What is further problematic, however, is these groups’ ability to strike the country in case their perceived utility for the state became outdated. Pakistan has experienced this phenomenon since 9/11, when the country began to target a number of militant groups that it had supported and legitimized previously. Now, however, the threat level in this regard appears to be rising, for the country has at some level begun to take on sectarian groups. But the challenge in this case in unique: unlike the Taliban, who were based in the country’s frontier areas, sectarian groups have a deeper reach and following in mainland Pakistan. Pakistan’s province of Punjab is dense with anti-Shia sectarian parties and militant groups which also operate a chain of madrasas (religious schools).

As I wrote earlier in The Diplomat, the state continues to remain in denial about the growing presence of the Islamic State (ISIS) in the country. Yet the attack on a Sufi shrine, which took place a few days ago, and the previous two attacks that targeted the province’s capital, were claimed either directly by ISIS or local sectarian militants associated with the group.
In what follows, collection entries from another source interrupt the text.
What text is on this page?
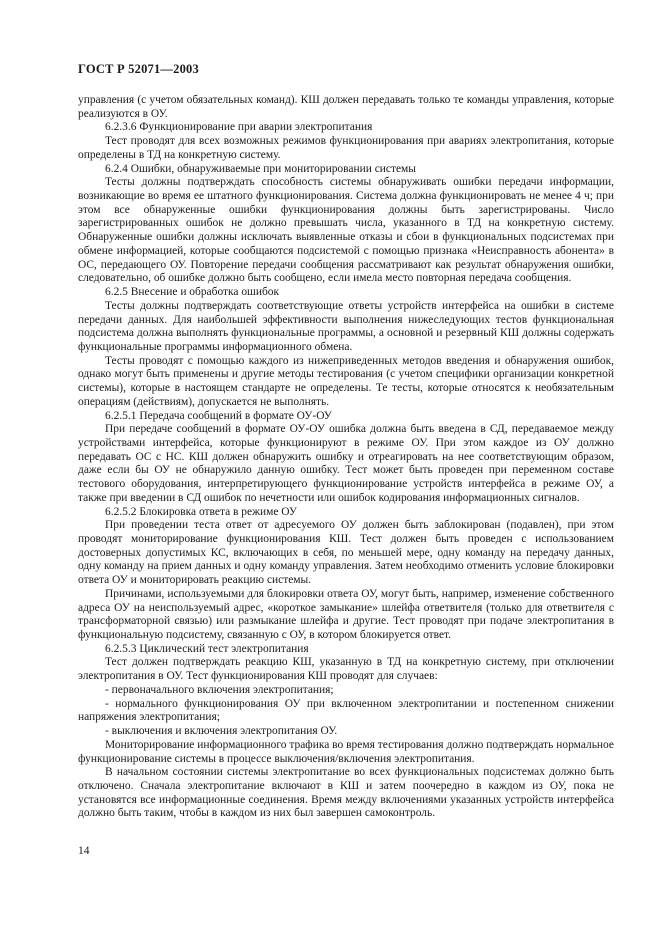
ГОСТ Р 52071—2003

управления (с учетом обязательных команд). КШ должен передавать только те команды управления, которые реализуются в ОУ.

6.2.3.6 Функционирование при аварии электропитания

Тест проводят для всех возможных режимов функционирования при авариях электропитания, которые определены в ТД на конкретную систему.

6.2.4 Ошибки, обнаруживаемые при мониторировании системы

Тесты должны подтверждать способность системы обнаруживать ошибки передачи информации, возникающие во время ее штатного функционирования. Система должна функционировать не менее 4 ч; при этом все обнаруженные ошибки функционирования должны быть зарегистрированы. Число зарегистрированных ошибок не должно превышать числа, указанного в ТД на конкретную систему. Обнаруженные ошибки должны исключать выявленные отказы и сбои в функциональных подсистемах при обмене информацией, которые сообщаются подсистемой с помощью признака «Неисправность абонента» в ОС, передающего ОУ. Повторение передачи сообщения рассматривают как результат обнаружения ошибки, следовательно, об ошибке должно быть сообщено, если имела место повторная передача сообщения.

6.2.5 Внесение и обработка ошибок

Тесты должны подтверждать соответствующие ответы устройств интерфейса на ошибки в системе передачи данных. Для наибольшей эффективности выполнения нижеследующих тестов функциональная подсистема должна выполнять функциональные программы, а основной и резервный КШ должны содержать функциональные программы информационного обмена.

Тесты проводят с помощью каждого из нижеприведенных методов введения и обнаружения ошибок, однако могут быть применены и другие методы тестирования (с учетом специфики организации конкретной системы), которые в настоящем стандарте не определены. Те тесты, которые относятся к необязательным операциям (действиям), допускается не выполнять.

6.2.5.1 Передача сообщений в формате ОУ-ОУ

При передаче сообщений в формате ОУ-ОУ ошибка должна быть введена в СД, передаваемое между устройствами интерфейса, которые функционируют в режиме ОУ. При этом каждое из ОУ должно передавать ОС с НС. КШ должен обнаружить ошибку и отреагировать на нее соответствующим образом, даже если бы ОУ не обнаружило данную ошибку. Тест может быть проведен при переменном составе тестового оборудования, интерпретирующего функционирование устройств интерфейса в режиме ОУ, а также при введении в СД ошибок по нечетности или ошибок кодирования информационных сигналов.

6.2.5.2 Блокировка ответа в режиме ОУ

При проведении теста ответ от адресуемого ОУ должен быть заблокирован (подавлен), при этом проводят мониторирование функционирования КШ. Тест должен быть проведен с использованием достоверных допустимых КС, включающих в себя, по меньшей мере, одну команду на передачу данных, одну команду на прием данных и одну команду управления. Затем необходимо отменить условие блокировки ответа ОУ и мониторировать реакцию системы.

Причинами, используемыми для блокировки ответа ОУ, могут быть, например, изменение собственного адреса ОУ на неиспользуемый адрес, «короткое замыкание» шлейфа ответвителя (только для ответвителя с трансформаторной связью) или размыкание шлейфа и другие. Тест проводят при подаче электропитания в функциональную подсистему, связанную с ОУ, в котором блокируется ответ.

6.2.5.3 Циклический тест электропитания

Тест должен подтверждать реакцию КШ, указанную в ТД на конкретную систему, при отключении электропитания в ОУ. Тест функционирования КШ проводят для случаев:

- первоначального включения электропитания;

- нормального функционирования ОУ при включенном электропитании и постепенном снижении напряжения электропитания;

- выключения и включения электропитания ОУ.

Мониторирование информационного трафика во время тестирования должно подтверждать нормальное функционирование системы в процессе выключения/включения электропитания.

В начальном состоянии системы электропитание во всех функциональных подсистемах должно быть отключено. Сначала электропитание включают в КШ и затем поочередно в каждом из ОУ, пока не установятся все информационные соединения. Время между включениями указанных устройств интерфейса должно быть таким, чтобы в каждом из них был завершен самоконтроль.

14
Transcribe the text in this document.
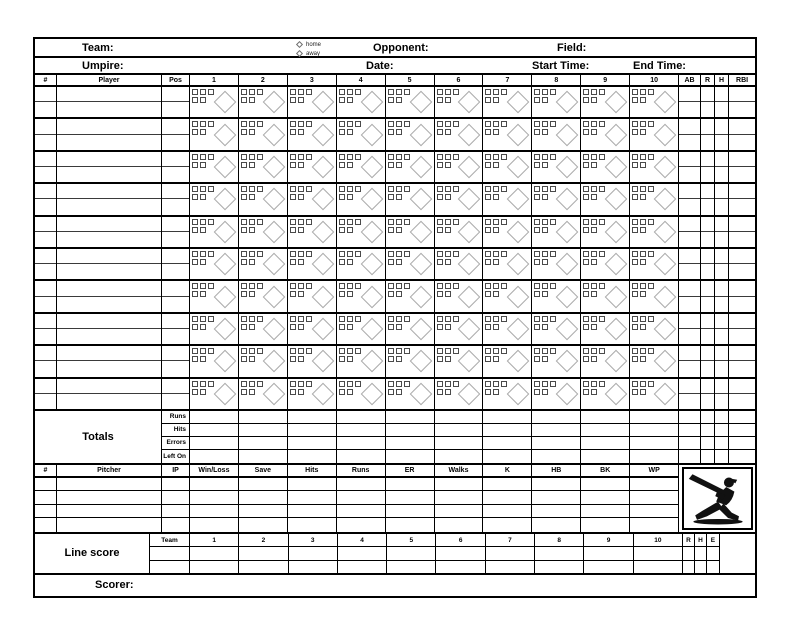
Team:	home
away	Opponent:	Field:
Umpire:	Date:	Start Time:	End Time:
#	Player	Pos	1	2	3	4	5	6	7	8	9	10	AB	R	H	RBI
Totals
Runs
Hits
Errors
Left On
#	Pitcher	IP	Win/Loss	Save	Hits	Runs	ER	Walks	K	HB	BK	WP
Line score
Team	1	2	3	4	5	6	7	8	9	10	R	H	E
Scorer:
The Lashkar-e-Jhangvi (LeJ), which is likely the group behind the latest shrine attack – the group also took responsibility for the attack on the police academy a few weeks ago – has remained allied with ISIS for quite some time. LeJ and other sectarian groups such as the Ahle Sunnat Wal Jamaat (ASWJ) have been operating in Balochistan for more than a decade now. In order to maximize their militant capabilities in the face of the Army’s military action against them, these groups, in the near future, might form an alliance with Baloch militant groups against the state. Such an unlikely nexus cannot be ruled out entirely where both fronts stand to gain against the state

It’s worrying that sectarian militant groups continue to grow their foothold in Balochistan province. Traditionally, the state has tolerated these groups’ activities in the province largely due to their ability to neutralize Baloch nationalist groups. However, this policy has come at the cost of number of Muslim minority groups, such as Hazaras, who have been intimidated and terrorized for decades in the province.
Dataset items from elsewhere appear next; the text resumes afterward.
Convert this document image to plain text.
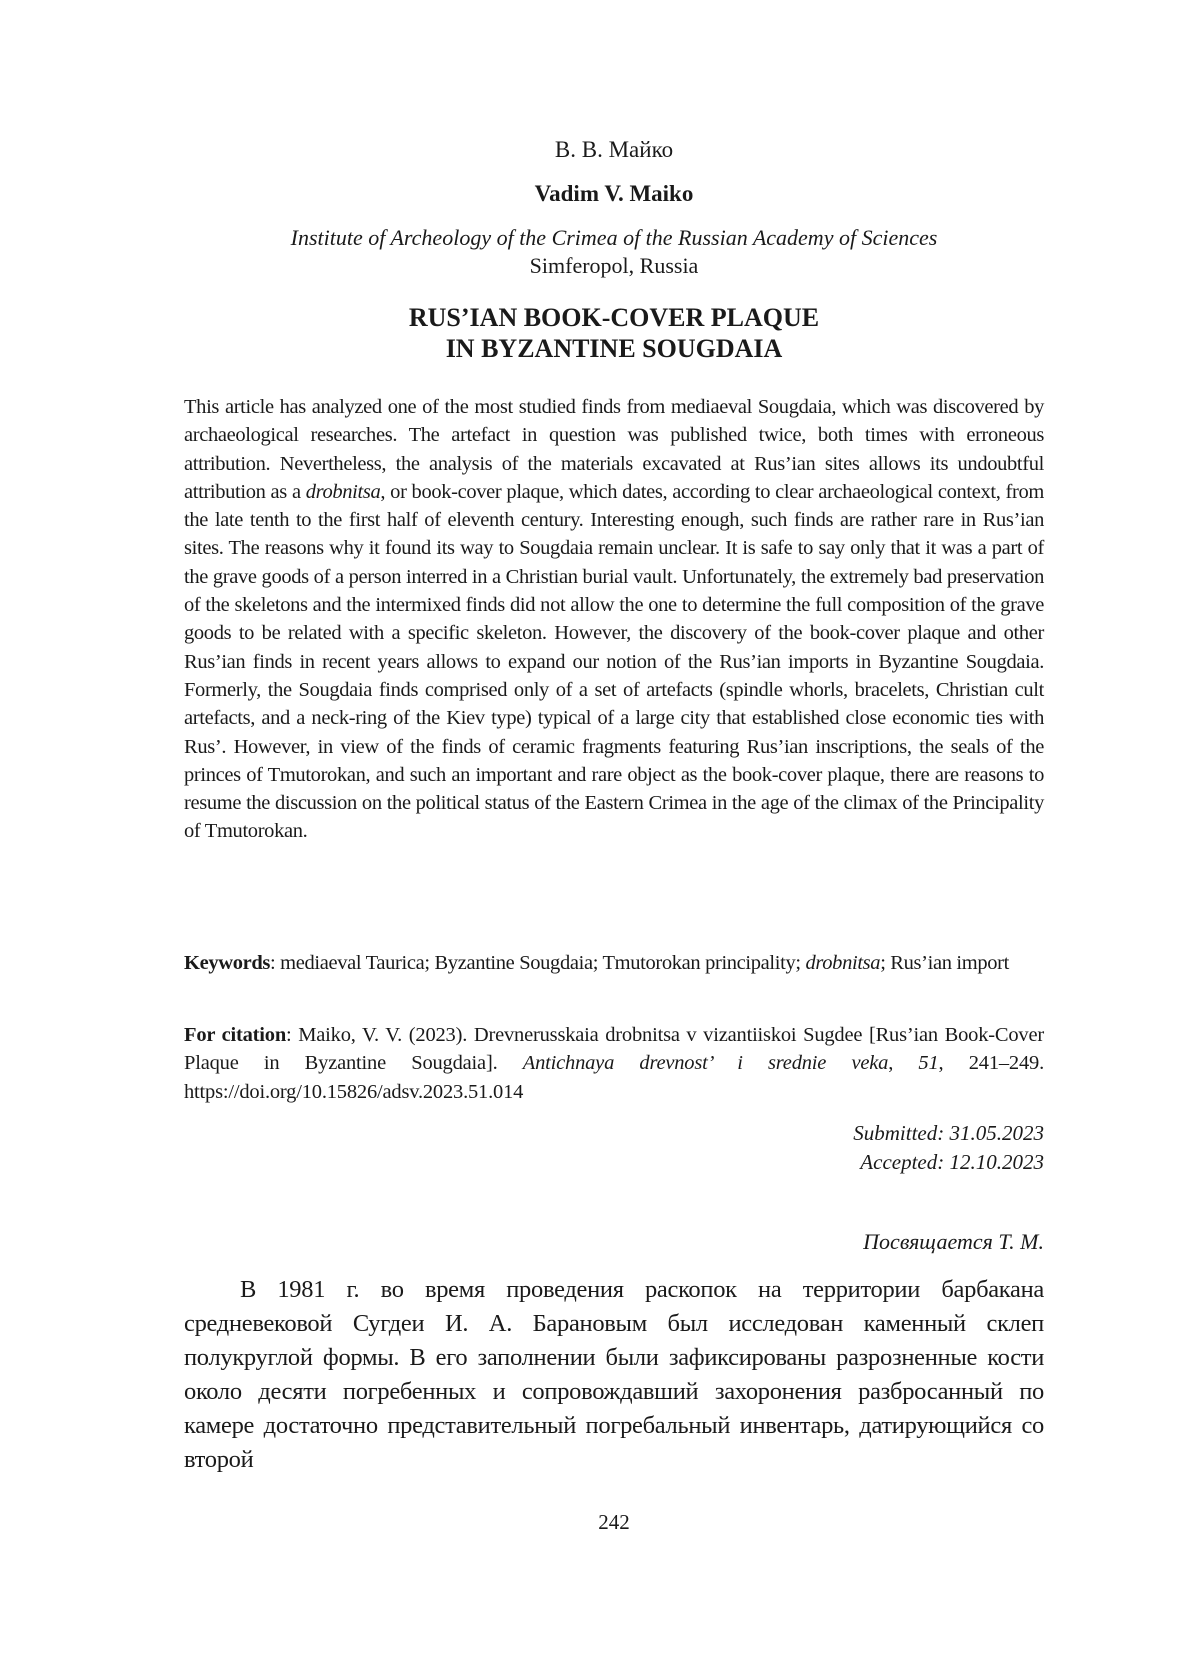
В. В. Майко
Vadim V. Maiko
Institute of Archeology of the Crimea of the Russian Academy of Sciences
Simferopol, Russia
RUS’IAN BOOK-COVER PLAQUE
IN BYZANTINE SOUGDAIA
This article has analyzed one of the most studied finds from mediaeval Sougdaia, which was discovered by archaeological researches. The artefact in question was published twice, both times with erroneous attribution. Nevertheless, the analysis of the materials excavated at Rus’ian sites allows its undoubtful attribution as a drobnitsa, or book-cover plaque, which dates, according to clear archaeological context, from the late tenth to the first half of eleventh century. Interesting enough, such finds are rather rare in Rus’ian sites. The reasons why it found its way to Sougdaia remain unclear. It is safe to say only that it was a part of the grave goods of a person interred in a Christian burial vault. Unfortunately, the extremely bad preservation of the skeletons and the intermixed finds did not allow the one to determine the full composition of the grave goods to be related with a specific skeleton. However, the discovery of the book-cover plaque and other Rus’ian finds in recent years allows to expand our notion of the Rus’ian imports in Byzantine Sougdaia. Formerly, the Sougdaia finds comprised only of a set of artefacts (spindle whorls, bracelets, Christian cult artefacts, and a neck-ring of the Kiev type) typical of a large city that established close economic ties with Rus’. However, in view of the finds of ceramic fragments featuring Rus’ian inscriptions, the seals of the princes of Tmutorokan, and such an important and rare object as the book-cover plaque, there are reasons to resume the discussion on the political status of the Eastern Crimea in the age of the climax of the Principality of Tmutorokan.
Keywords: mediaeval Taurica; Byzantine Sougdaia; Tmutorokan principality; drobnitsa; Rus’ian import
For citation: Maiko, V. V. (2023). Drevnerusskaia drobnitsa v vizantiiskoi Sugdee [Rus’ian Book-Cover Plaque in Byzantine Sougdaia]. Antichnaya drevnost’ i srednie veka, 51, 241–249. https://doi.org/10.15826/adsv.2023.51.014
Submitted: 31.05.2023
Accepted: 12.10.2023
Посвящается Т. М.
В 1981 г. во время проведения раскопок на территории барбакана средневековой Сугдеи И. А. Барановым был исследован каменный склеп полукруглой формы. В его заполнении были зафиксированы разрозненные кости около десяти погребенных и сопровождавший захоронения разбросанный по камере достаточно представительный погребальный инвентарь, датирующийся со второй
242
On the external front, the recent bombings in Balochistan are likely to reinforce Pakistan’s belief that the rising unrest in the province is backed by the country’s enemies to derail and hinder the China-Pakistan Economic Corridor (CPEC), an economic project that promises to invest billions of dollars in Pakistan.

For the leadership in Islamabad, the recent terrorist incidents in Balochistan indicate that New Dehli and Kabul are willing to give Pakistan a taste of its own medicine. About two months ago, the Indian prime minister, in what appeared to be a response to Pakistan’s growing involvement in Jammu and Kashmir, hinted at assisting Baloch separatists if Islamabad didn’t stop its interference in the region.     Analysts argue that even if India is involved in inflaming insurgency in Balochistan it is because of Pakistan’s involvement in Kashmir for similar purposes and India is just returning the favor by playing a tit-for-tat spy game with Islamabad.
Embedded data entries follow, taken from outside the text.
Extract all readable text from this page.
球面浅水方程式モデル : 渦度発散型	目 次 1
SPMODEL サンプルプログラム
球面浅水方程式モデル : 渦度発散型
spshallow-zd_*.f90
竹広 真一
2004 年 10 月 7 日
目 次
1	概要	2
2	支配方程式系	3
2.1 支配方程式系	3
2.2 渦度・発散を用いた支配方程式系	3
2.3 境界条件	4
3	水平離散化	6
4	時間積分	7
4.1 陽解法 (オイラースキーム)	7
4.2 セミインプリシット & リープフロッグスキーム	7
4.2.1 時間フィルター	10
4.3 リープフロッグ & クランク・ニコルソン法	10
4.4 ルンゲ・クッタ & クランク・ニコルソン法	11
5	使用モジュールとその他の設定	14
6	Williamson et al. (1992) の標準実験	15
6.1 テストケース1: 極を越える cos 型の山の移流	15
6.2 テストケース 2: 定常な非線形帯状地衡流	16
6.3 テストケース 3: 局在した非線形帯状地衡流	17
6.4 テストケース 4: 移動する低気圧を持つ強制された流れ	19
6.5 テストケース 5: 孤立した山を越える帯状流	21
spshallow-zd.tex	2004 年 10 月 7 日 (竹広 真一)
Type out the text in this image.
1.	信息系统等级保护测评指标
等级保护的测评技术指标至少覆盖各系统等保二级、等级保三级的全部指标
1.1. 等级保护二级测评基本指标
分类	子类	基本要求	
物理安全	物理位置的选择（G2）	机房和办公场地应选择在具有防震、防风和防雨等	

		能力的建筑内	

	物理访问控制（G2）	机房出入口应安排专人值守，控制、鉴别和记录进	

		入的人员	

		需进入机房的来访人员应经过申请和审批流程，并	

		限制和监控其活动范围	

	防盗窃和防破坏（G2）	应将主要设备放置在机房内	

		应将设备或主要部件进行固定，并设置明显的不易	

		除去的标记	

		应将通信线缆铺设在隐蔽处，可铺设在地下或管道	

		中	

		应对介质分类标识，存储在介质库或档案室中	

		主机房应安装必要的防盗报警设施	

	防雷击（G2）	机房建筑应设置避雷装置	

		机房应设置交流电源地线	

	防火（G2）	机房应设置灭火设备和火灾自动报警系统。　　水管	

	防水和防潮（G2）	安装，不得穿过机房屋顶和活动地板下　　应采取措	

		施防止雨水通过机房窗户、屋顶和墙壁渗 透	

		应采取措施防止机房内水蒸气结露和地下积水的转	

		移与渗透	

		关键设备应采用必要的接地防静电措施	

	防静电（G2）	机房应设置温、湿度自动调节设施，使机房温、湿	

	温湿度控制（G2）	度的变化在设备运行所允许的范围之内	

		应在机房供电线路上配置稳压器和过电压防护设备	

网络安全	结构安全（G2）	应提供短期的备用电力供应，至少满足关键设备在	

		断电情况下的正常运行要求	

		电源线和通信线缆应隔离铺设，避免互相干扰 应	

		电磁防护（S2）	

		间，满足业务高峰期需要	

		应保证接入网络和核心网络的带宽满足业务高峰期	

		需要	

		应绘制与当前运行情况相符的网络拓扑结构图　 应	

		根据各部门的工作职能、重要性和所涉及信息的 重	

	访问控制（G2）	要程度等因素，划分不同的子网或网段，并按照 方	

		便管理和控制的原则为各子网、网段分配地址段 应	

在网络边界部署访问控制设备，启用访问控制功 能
Nonetheless, it is important to note that while Balochistan has experienced violence and unrest since Pakistan’s inception, none of the last three major attacks point toward the province’s secessionist movement, which is generally associated with the Baloch Liberation Army (BLA), Baloch Liberation Movement (BLM), Baloch Resistance Army (BRA), Baloch Liberation Front (BLF), and other like minded groups. These groups have generally targeted state installations rather than civilian infrastructure such as public places, markets, and shrines. By and large, the groups involved in Balochistan’s recent bombings found their motivations in the state’s internal workings rather than external geopolitics.

In Balochistan, not only are sectarian militant groups are strengthening their position, but other insurgent groups too are expanding their influence. It’s time that the leadership in Pakistan put its own house in order, for the blame game will not resolve the country’s deepening militant problem.